Wanneer de egalitaire tendensen toenemen, wordt de chaos alleen maar groter, en de nieuwe democratie - in haar postmodernistische uitdrukking - geeft steeds openlijker toe dat zij de oorzaak is van de chaos en de toename ervan, en niet andersom. Terwijl de klassieke liberalen vertrouwden op de onzichtbare hand van de markt om de chaotische activiteit van wanhopig concurrerende marktspelers te ordenen, streven de nieuwe liberalen er openlijk naar het systeem steeds turbulenter te maken. Dit wordt de ideologie en strategie van het globalisme.

Voetnoten:

[1] Дугин А.Г. Интернальные онтологии. Сакральная физика и опрокинутый мир. М.: Директмедиа Паблишинг, 2022.
[2] Дюмон Л. Homo hierarchicus: опыт описания системы каст. М.: Евразия, 2001.
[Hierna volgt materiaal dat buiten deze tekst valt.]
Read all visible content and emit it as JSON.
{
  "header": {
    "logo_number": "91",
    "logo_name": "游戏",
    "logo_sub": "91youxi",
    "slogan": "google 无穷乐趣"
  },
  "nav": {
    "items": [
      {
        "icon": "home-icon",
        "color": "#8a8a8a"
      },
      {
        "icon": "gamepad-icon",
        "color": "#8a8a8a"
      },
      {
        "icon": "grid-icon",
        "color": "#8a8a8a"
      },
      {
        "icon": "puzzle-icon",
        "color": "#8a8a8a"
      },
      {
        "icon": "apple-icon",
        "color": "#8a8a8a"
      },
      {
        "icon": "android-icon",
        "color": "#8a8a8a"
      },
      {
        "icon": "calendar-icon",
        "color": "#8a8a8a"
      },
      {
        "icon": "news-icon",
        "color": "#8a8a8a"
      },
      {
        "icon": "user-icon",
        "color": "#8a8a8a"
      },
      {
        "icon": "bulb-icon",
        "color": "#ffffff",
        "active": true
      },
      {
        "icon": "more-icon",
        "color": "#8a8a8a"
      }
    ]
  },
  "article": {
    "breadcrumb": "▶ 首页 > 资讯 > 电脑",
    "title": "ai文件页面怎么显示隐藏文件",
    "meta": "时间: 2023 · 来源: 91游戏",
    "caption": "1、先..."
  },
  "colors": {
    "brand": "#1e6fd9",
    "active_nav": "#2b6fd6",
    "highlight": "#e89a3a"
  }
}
[3] Дюмон Л. Эссе об индивидуализме. Дубна: Феникс, 1997.
[4] Харауэй Д. Манифест киборгов: наука, технология и социалистический феминизм 1980-х . М.: Ад Маргинем Пресс, 2017.
[5] Дильтей В. Описательная психология.  СПб.: Алетейя, 1996.
[6] Ламетри Ж. О. Сочинения. М.: Мысль, 1976.
[7] Мейясу К. После конечности: Эссе о необходимости контингентности. — Екатеринбург; М.: Кабинетный ученый, 2016.
[8] Land N. Fanged Noumena: Collected Writings 1987-2007. Urbanomic/Sequence, 2011.